Что же дал Халкидон, и куда делись несториане?

«ПРАВОСЛАВНЫЕ» МИФЫ ОБ АРМЯНСКОЙ ЦЕРКВИ

II-17

МИФ О МОНОФИЗИТСТВЕ АРМЯН

Что же дал Халкидон, и куда делись несториане?

Так чего же такого важного лишилась Церковь Армении, отвергнув собор инициированный и организованный светским правителем соседней Восточной Римской империи в поддержку амбиций далекого для нее во всех отношениях епископа города Рима? Или, если рассуждать более глобально, что такого ценного дал Халкидон христианству в целом, чего до него не было и без чего нельзя было обойтись Церкви Божьей? Послушаем что говорит по этому поводу один из виднейших российских церковных историков Антон Карташев (+1960):

«Что же именно уяснил для вселенского христианства Халкидон?
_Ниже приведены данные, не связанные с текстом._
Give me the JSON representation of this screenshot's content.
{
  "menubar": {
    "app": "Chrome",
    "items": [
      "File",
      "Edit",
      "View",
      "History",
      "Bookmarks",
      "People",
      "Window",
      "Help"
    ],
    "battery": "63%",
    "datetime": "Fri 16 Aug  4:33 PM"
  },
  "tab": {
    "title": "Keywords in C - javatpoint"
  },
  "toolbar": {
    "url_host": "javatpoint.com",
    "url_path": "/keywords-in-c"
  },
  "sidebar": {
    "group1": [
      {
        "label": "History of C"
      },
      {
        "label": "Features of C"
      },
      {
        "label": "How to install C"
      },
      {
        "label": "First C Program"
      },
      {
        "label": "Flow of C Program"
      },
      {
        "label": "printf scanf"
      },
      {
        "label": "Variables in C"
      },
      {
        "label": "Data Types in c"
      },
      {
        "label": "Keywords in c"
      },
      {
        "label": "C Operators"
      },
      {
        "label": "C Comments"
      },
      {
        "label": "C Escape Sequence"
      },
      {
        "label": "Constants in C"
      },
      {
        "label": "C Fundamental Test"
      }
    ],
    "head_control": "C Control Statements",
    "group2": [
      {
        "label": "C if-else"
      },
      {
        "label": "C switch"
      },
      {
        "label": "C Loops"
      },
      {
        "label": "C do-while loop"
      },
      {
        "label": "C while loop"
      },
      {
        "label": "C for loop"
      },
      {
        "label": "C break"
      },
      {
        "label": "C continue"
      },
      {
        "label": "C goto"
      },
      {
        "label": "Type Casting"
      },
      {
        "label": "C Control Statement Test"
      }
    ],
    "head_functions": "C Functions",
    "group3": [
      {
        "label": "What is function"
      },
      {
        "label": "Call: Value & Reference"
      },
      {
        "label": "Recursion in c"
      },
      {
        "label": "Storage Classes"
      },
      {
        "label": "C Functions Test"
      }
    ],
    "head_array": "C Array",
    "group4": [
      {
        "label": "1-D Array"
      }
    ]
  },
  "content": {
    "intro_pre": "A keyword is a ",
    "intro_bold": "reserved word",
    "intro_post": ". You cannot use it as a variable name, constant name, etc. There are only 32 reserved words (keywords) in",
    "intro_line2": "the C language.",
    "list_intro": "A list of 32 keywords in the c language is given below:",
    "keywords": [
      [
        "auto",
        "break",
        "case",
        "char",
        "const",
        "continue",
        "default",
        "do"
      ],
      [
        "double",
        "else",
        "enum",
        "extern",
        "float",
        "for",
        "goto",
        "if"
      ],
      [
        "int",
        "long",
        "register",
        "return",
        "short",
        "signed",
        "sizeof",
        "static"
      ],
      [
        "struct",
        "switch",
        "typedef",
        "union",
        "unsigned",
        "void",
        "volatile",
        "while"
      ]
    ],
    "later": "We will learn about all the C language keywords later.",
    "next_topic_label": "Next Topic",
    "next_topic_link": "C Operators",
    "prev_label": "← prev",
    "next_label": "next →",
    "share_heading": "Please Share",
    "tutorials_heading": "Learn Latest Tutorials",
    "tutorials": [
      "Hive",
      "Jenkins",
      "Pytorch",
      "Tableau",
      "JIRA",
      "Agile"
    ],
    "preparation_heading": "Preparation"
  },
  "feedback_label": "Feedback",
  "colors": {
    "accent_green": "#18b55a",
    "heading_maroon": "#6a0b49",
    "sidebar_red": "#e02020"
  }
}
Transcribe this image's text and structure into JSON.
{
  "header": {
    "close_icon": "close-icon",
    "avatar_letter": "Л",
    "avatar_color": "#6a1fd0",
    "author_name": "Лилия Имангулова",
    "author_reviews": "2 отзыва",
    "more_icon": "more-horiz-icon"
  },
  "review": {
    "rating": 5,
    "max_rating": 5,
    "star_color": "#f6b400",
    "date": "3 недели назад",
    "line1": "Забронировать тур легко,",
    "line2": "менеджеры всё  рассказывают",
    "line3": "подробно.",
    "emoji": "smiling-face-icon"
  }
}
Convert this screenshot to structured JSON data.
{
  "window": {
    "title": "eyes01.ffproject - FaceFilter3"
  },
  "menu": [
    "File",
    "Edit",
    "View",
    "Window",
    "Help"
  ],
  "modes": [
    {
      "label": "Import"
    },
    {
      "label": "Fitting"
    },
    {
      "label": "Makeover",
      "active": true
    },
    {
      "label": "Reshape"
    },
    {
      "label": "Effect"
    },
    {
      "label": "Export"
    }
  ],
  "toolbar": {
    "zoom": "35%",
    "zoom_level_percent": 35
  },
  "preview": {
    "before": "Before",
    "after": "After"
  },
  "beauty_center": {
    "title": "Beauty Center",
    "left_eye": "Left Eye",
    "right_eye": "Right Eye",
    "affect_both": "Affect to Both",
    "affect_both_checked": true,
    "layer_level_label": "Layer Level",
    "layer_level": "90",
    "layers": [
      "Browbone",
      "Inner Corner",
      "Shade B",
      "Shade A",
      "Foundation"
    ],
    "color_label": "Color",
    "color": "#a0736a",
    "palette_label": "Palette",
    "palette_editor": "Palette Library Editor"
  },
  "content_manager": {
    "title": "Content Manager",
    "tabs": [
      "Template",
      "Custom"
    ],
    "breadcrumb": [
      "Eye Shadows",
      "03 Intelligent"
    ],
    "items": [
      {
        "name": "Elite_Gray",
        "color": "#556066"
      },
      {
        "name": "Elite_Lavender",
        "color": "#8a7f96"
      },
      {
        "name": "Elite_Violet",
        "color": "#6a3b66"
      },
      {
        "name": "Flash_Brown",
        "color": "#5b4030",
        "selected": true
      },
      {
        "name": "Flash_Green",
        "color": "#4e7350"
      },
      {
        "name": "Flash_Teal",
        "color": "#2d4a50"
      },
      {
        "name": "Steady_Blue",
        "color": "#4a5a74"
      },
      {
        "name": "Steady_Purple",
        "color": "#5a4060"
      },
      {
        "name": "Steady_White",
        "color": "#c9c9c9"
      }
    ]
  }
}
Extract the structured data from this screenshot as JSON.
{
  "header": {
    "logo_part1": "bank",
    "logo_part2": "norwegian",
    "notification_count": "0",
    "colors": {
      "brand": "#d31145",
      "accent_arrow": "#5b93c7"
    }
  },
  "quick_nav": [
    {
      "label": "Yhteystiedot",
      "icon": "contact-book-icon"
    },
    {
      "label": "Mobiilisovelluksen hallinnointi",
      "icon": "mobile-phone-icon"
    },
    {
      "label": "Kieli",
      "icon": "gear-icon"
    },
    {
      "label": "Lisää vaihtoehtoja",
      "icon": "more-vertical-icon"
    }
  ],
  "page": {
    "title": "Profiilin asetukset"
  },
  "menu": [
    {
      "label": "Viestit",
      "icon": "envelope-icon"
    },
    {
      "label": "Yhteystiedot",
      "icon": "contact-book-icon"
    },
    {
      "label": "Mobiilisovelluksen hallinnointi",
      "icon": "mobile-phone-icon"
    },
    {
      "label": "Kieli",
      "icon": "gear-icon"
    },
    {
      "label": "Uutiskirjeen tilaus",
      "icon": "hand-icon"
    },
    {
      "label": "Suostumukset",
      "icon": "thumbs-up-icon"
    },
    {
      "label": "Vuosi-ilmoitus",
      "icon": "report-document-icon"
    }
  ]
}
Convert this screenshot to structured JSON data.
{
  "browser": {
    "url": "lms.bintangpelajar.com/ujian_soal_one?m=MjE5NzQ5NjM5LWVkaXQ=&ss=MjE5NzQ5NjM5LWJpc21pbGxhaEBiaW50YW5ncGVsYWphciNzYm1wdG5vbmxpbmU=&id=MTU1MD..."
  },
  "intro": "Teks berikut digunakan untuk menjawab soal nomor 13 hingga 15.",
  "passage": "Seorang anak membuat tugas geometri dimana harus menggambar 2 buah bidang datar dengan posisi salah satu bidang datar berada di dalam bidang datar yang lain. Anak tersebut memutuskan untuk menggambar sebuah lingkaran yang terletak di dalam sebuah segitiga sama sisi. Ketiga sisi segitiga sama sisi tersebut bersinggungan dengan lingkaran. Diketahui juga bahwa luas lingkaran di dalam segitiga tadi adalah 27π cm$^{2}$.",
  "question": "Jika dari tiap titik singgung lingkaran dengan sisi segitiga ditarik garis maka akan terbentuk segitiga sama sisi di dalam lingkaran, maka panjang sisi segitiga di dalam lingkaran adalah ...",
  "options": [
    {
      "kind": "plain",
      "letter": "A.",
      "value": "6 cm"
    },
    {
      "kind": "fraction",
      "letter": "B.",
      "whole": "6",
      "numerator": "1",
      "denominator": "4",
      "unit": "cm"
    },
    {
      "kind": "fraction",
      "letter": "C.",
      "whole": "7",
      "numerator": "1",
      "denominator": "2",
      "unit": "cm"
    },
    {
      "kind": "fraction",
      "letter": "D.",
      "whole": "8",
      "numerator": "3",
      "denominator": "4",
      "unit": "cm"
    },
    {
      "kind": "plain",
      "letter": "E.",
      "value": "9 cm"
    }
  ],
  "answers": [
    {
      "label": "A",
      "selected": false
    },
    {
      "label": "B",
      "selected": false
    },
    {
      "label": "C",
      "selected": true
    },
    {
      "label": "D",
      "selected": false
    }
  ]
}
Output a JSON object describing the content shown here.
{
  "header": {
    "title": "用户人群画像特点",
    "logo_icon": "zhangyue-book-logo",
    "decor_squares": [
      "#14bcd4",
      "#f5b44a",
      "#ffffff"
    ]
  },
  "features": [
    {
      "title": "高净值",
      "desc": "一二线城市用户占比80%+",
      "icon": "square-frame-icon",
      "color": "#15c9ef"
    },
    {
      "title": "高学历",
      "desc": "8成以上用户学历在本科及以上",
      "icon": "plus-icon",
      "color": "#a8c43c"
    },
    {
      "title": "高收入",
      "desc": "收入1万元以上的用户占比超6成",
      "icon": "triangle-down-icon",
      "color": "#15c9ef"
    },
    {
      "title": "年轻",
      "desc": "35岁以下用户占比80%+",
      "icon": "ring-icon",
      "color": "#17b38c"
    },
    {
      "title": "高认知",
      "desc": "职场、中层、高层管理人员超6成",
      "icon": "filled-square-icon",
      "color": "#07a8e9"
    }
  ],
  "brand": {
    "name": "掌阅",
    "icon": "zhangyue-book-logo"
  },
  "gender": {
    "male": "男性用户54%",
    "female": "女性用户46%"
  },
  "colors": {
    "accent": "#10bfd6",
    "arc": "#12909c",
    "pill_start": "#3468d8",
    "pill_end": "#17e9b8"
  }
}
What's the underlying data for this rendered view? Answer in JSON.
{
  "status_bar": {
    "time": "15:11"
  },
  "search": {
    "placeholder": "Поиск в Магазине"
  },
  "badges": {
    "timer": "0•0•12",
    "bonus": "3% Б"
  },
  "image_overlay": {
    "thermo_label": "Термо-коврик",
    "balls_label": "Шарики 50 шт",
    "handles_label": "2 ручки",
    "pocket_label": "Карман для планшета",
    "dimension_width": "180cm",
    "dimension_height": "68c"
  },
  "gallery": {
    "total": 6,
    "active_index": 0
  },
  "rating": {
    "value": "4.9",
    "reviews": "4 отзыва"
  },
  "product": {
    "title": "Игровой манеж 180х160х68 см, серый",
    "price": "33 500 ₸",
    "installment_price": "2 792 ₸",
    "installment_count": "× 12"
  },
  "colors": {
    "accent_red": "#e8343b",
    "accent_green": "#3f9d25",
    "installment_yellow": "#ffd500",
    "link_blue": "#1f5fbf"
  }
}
Что сформулировал, чем залил пожар ересей, чем послужил церковному умиротворению, к чему свелось его догматическое достижение, его вселенское непреходящее значение? 
Теперь, уже после полуторатысячного юбилея Халкидона, небезынтересно осмыслить наше живое отношение к его знаменитому, блестящему оросу, в котором взаимоотношение двух природ во Христе, Божественной и человеческой, выражено четырьмя отрицательными наречиями: "неслитно, непревращенно, неразделимо, неразлучимо". Как в математической формуле для непосвященного, тут не сказано ничего ясного. Но посвященные видят тут истинное чудо богословской премудрости, золотой ключ к сокровищнице тайн "благоразумия"».

Вопреки доведенным до патетического словоблудия фрустрациям Карташева, Халкидонский собор вовсе не принес церковного умиротворения, но, напротив, лишь усугубил разделение, превратив идейные разногласия двух богословских партий в реальный раскол Вселенской Церкви. Естественно, Халкидон с его «блестящим оросом» и не залил никаких ересей, ни мнимых, ни реальных, потому как все остались при своем мнении и существуют по сей день, проклиная друг друга. Решать же кто там был еретиками, замаскировавшиеся ли несториане, гнобимые ли ими кирилловцы – дело субъективное, а при укоренившейся за века в головах халкидонитов конфессиональной мифологии с ее представлениями о «святых православных отцах Халкидона» и об «отверженных несторианах и монофизитах», дело вообще бессмысленное.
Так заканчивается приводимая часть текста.